The Food Safety Authority says small traces of radioactive iodine were found but says the levels are minuscule and pose no concern for consumer health.

Similar findings have also been reported in France and Greece.

Meanwhile, engineers say radioactive water has stopped leaking into the Pacific Ocean from Japan's Fukushima nuclear plant.

The plant was severely damaged by the earthquake and tsunami last month.

Plant operator Tokyo Electric Power (TEPCO) said a chemical agent had been used to solidify soil near a cracked concrete pit, from where large volumes of highly radioactive water had been seeping into the sea.

Despite the breakthrough in plugging the leak, engineers need to pump 11.5m litres of contaminated seawater back into the ocean because they have run out of storage space at the facility.

The seawater was used to cool over-heated fuel rods.

Nuclear experts said the damaged reactors were still far from being under control almost a month after they were hit by a massive earthquake and tsunami on 11 March.

TEPCO said it had stemmed the leak using liquid glass at one of six reactors that were damaged in the world's worst nuclear disaster since Chernobyl in 1986.

‘The leaks were slowed yesterday after we injected a mixture of liquid glass and a hardening agent and it has now stopped,’ a TEPCO spokesman told Reuters.

Engineers had been frantically struggling to stop leaks from reactor No 2, even using sawdust and newspapers.

Neighbours South Korea and China are getting concerned over the nuclear crisis and radioactive water being pumped into the sea, local newspapers reported.

‘We are instructing the trade and foreign ministries to work better together so that detailed explanations are supplied especially to neighbouring countries,’ Chief Cabinet Secretary Yukio Edano told a news conference.

The low-level radioactive water to be pumped into the ocean is equivalent to five Olympic size swimming pools.

Workers are struggling to restart cooling pumps - which recycle the water - in four damaged reactors.

Until those are fixed, they must pump in water to prevent overheating and meltdowns, but have run out of storage capacity for the seawater when it becomes contaminated.

Radioactive iodine detected in the sea has been recorded at 4,800 times the legal limit, but has since fallen to around 600 times the limit. The water remaining in the reactors has radiation five million times the legal limit.

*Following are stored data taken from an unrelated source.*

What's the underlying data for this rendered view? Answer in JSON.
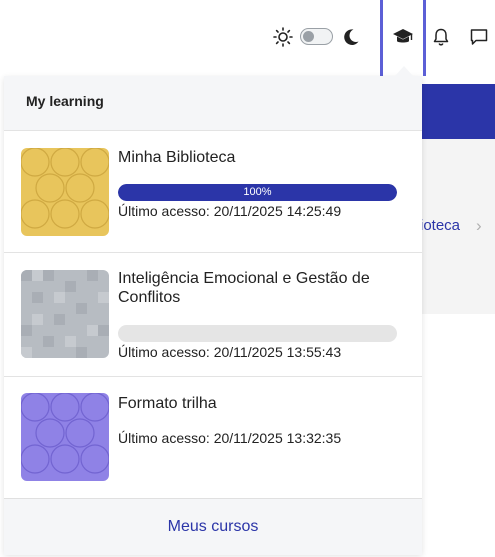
{
  "header": {
    "theme_toggle_state": "light",
    "icons": [
      "sun-icon",
      "moon-icon",
      "graduation-cap-icon",
      "bell-icon",
      "chat-icon"
    ]
  },
  "background": {
    "library_link_partial": "ioteca",
    "accent_color": "#2b35a8"
  },
  "learning_menu": {
    "title": "My learning",
    "footer_link": "Meus cursos",
    "courses": [
      {
        "title": "Minha Biblioteca",
        "progress": 1.0,
        "progress_label": "100%",
        "last_access": "Último acesso: 20/11/2025 14:25:49",
        "thumb_color": "#e8c55c"
      },
      {
        "title": "Inteligência Emocional e Gestão de Conflitos",
        "progress": 0.0,
        "progress_label": "",
        "last_access": "Último acesso: 20/11/2025 13:55:43",
        "thumb_color": "#b7bcc2"
      },
      {
        "title": "Formato trilha",
        "last_access": "Último acesso: 20/11/2025 13:32:35",
        "thumb_color": "#8f82e6"
      }
    ]
  }
}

A floating tanker is being converted to hold contaminated seawater and is due to arrive at the plant site by 16 April.

TEPCO also plans to build tanks to hold radioactive water.

Japan is facing its worst crisis since World War Two after the 9.0 magnitude earthquake and tsunami left nearly 28,000 people dead or missing and thousands homeless, and rocked the world's third-largest economy.

Dismantling reactors could take years

It will likely take months to finally cool down the reactors and years to dismantle those reactors that have been damaged.

TEPCO has said it will decommission four of the six reactors.

Concerns over a possible build-up of hydrogen gas in reactor No 1 has lead engineers to inject nitrogen gas into the reactor today to avoid a hydrogen explosion, TEPCO said.

Hydrogen explosions ripped through reactors 1 and 3 early in the crisis, spreading high levels of radiation into the air.

The key to bringing the reactors under control is the extent of damage to the plant's cooling system, said analysts.

In a sign the cooling systems may be severely damaged, the Sankei newspaper reported on Wednesday that the government and TEPCO were considering building new cooling systems for three reactors to operate from outside the reactor buildings.

Kyodo news agency quoted a government source as saying the authorities were also considering covering damaged reactors with special sheets to halt radiation leaks. But they could not be installed until September due to high levels of radiation.

The world's costliest natural disaster has hit Japan's economy, left a damages bill which may top $300bn, and forced the heavily-indebted country to plan an extra budget.

Rolling power blackouts have hit global supply chains, with the world's largest automaker Toyota Motor Corp idling local plants and saying it will suspend some US plants also.

Japan is considering ordering TEPCO's big power users to achieve 25% cuts in peak summer usage.